40. Tawaran

3K 300 11
                                    

"Mbak Meira. Mas kenal, 'kan?"

Janu.terkesiap shock. "Kamu—"

"Mas, udah malem." Nada langsung membelokkan topik. "Nggak enak kalau dilihat tetangga, Mas."

"Soal tawaranku ..." Janu menjeda kalimat untuk melirik Eila yang mendongak menatapnya, lalu kembali pada sang mantan istri. "... gimana?" Embusan napas panjang dan berat lolos dari bibir Nada selagi Janu melanjutkan, "Tapi nggak cuma kalian aja yang pindah, sekolah Eila pun juga."

"Maksudnya?"

"Dua hari lagi, aku harus balik ke Jakarta. Banyak kerjaan yang kutinggalin," ujar Janu. "Makanya aku ajak kalian tinggal di apartemen. Ck, maksudnya kita beda kamar, biar gampang ngurus Eila sama-sama."

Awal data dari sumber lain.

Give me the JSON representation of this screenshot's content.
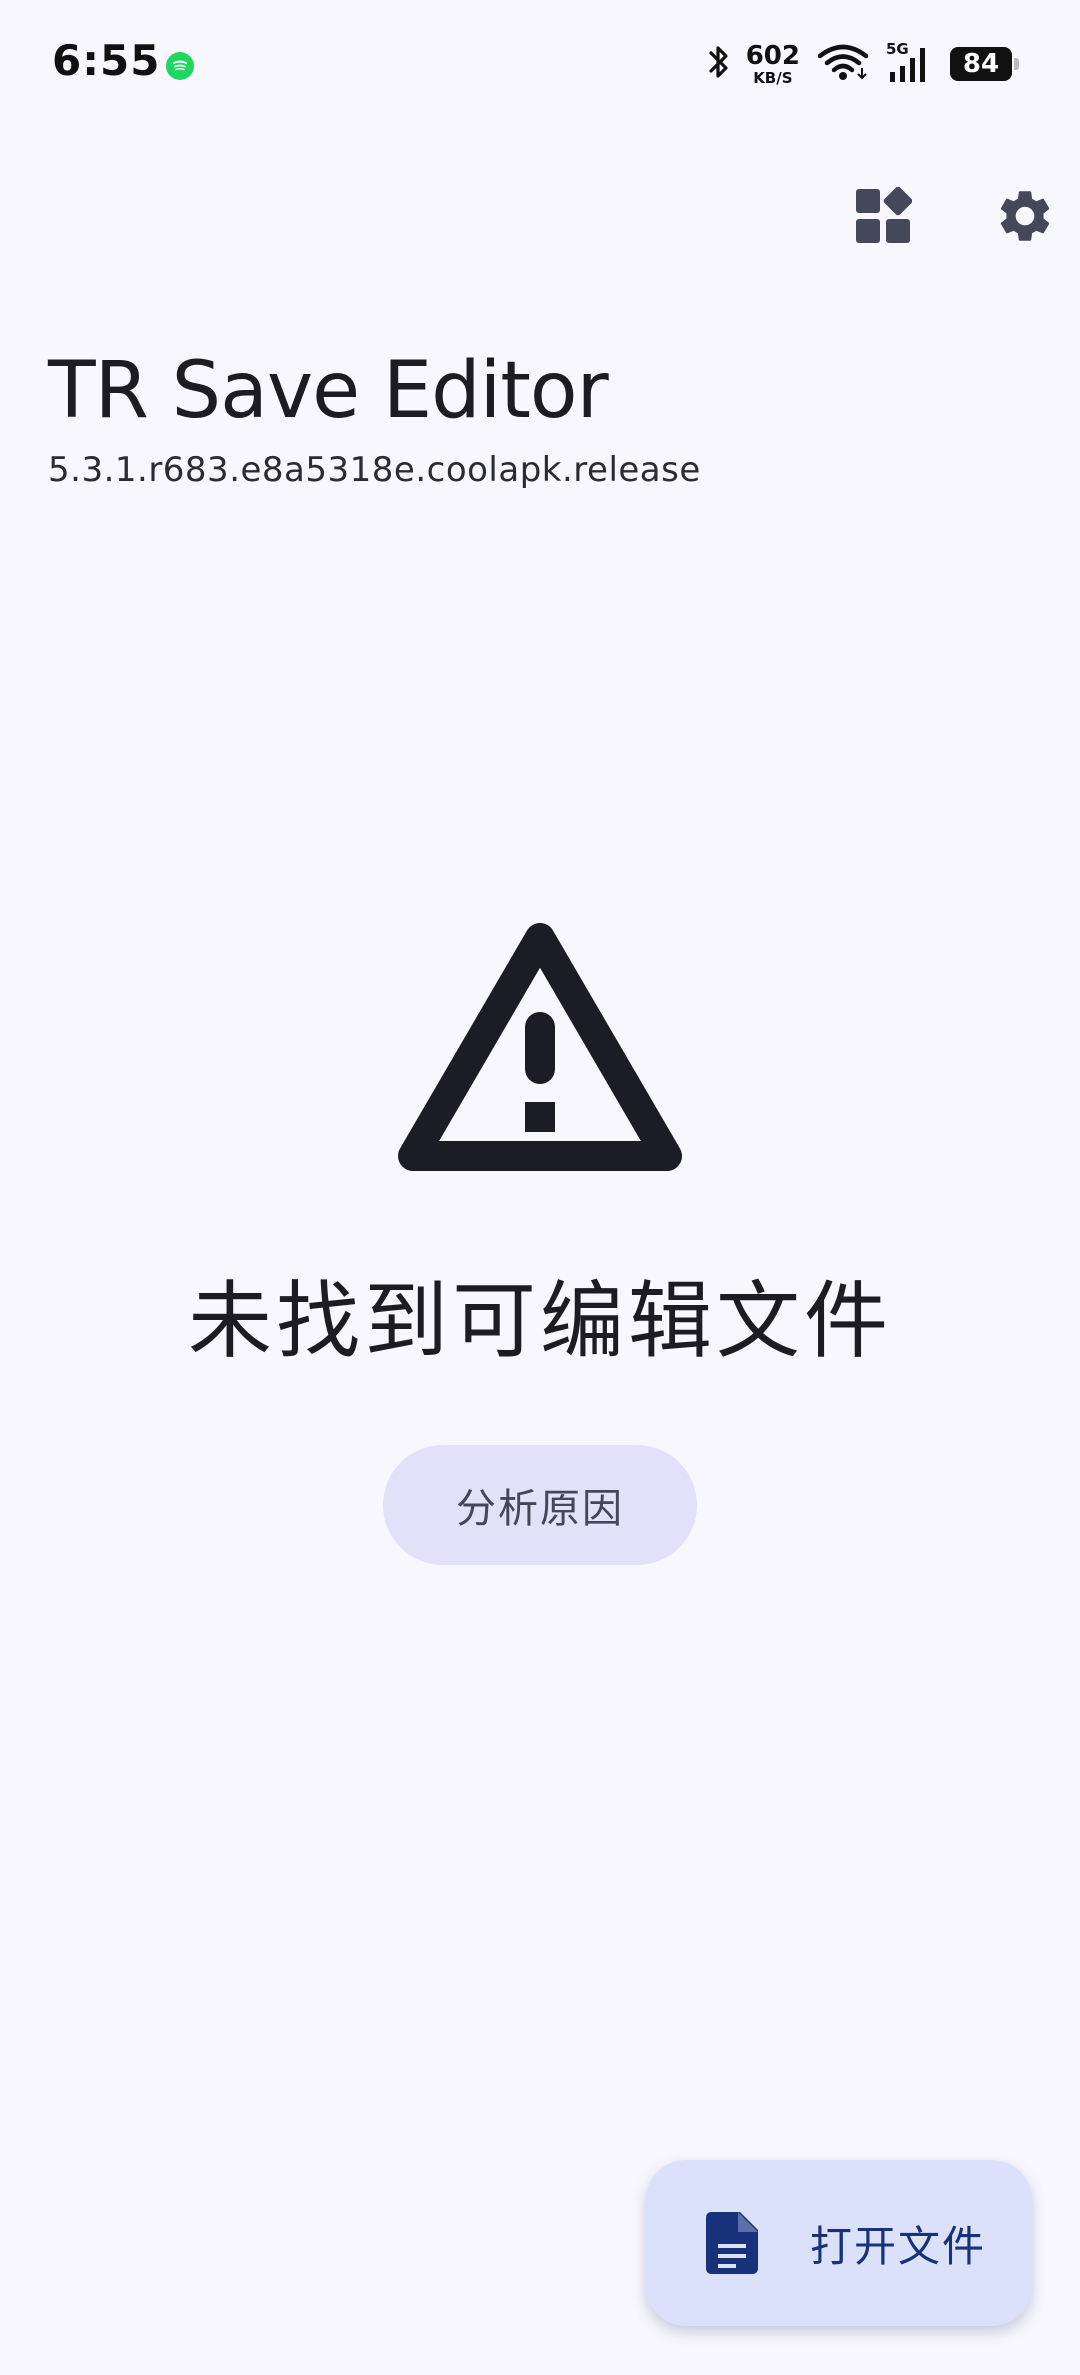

"Tapi maaf ya, Mas," potong Nada, segera. "Seperti kesepakatan kita waktu itu, Mas boleh temui Eila kapanpun, tapi enggak dengan kita tinggal bertiga. Oh, maksudku, tinggal di satu lingkungan dan menjadikan Eila sebagai alasan." Ia gelengkan kepala, bibirnya menyungging senyum. "Aku nerima Mas di sini, karena Mas ayahnya Eila."

"Aku tahu," sahut Janu.

"Kalau aku nurutin kata hati, dari awal, aku udah usir dan maki-maki Mas!" imbuh Nada, agak emosi. "Jadi, please, stop bikin rencana aneh-aneh. Eila tetep bisa hidup kok, sekalipun dia dituntut mengerti situasi kedua orang tuanya."

"Nad, aku cuma pengin yang terbaik untuk Eila!" tandas Janu.

"Selama ini aku selalu mengupayakan yang terbaik untuk Eila, Mas!" balas Nada, merasa disudutkan. "Memang aku banyak kurangnya, tapi seenggaknya aku udah berusaha." Kelopak matanya berkaca-kaca. Sementara Eila yang melihat ibunya hampir menangis segera berangsur turun, pindah ke pangkuan Nada. Nada menurunkan pandangan. "Eila pamit dulu gih sama Papa!"

"Tapinya Papa tidak boleh sama Jakalta!" Eila cemberut.

Nada menabahkan hati dengan memperlihatkan senyum. "Jakarta itu nama kota, Sayang, bukan nama orang." Manyun di bibirnya perlahan pudar, Eila nyengir—baru sadar. "Lagian, rumah Papa 'kan di Jakarta, jadi Papa harus pulang ke sana. Beresin rumahnya. Nanti kalau dimasukkin tikus, gimana?"

"Lumah Papa ada tikusnya?" tanya Eila.

Direspons Janu lewat senyuman.

Sebelum bocah empat tahun itu melompat turun, lalu masuk. Nada dan Janu saling lempar pandang—sama-sama bingung, entah apa yang akan putri mereka lakukan. Hingga di menit kedua, Eila muncul lagi sambil membawa perangkap tikus. Otomatis ayah dan ibunya kompak berjengit kaget. Tapi dengan santai Eila justru menyodorkan bronjong kawat tersebut ke arah Janu.

"Ini buat Papa. Nanti tikusnya dimasukkan saja," katanya, lugu.

Baiklah. Nada harus putar otak lagi. "Mmm ... Papa udah punya kok." Berpaling ke arah Janu, kedua matanya mengedip memberi isyarat. "Iya 'kan, Pa?"

"Iya," jawab Janu, tatapannya tertuju pada Nada.

Sedang Nada mengembalikan fokus ke si kecil. "Tuh, 'kan!"

"Ooh ...." Eila letakkan perangkap tikus tersebut ke dekat pot, lalu beranjak naik lagi ke pangkuan ayahnya. "Papa, bobok sini saja, sama Mama sama Eya."

"Eila," panggil Nada.

"Tidak mau sama Mama!" rajuk Eila, melambaikan tangan—menolak panggilan ibunya.

Segera Janu menegur, "Nggak boleh gitu sama Mama."

"Papa suka Jimin tidak?"

Okay, random mode on.

Janu menghela napas. "Papa tidak tahu Jimin, Sayang."

"Jimin itu Komandan Ande, Papa. Aduh, Papa tidak tahu telus! celoteh Eila, menepuk jidat—sok paling paham. Padahal ia sendiri tidak tahu. "Papa tahu Komandan Ande tidak?" tanyanya, lagi. Sengaja menahan ayahnya supaya tidak pulang.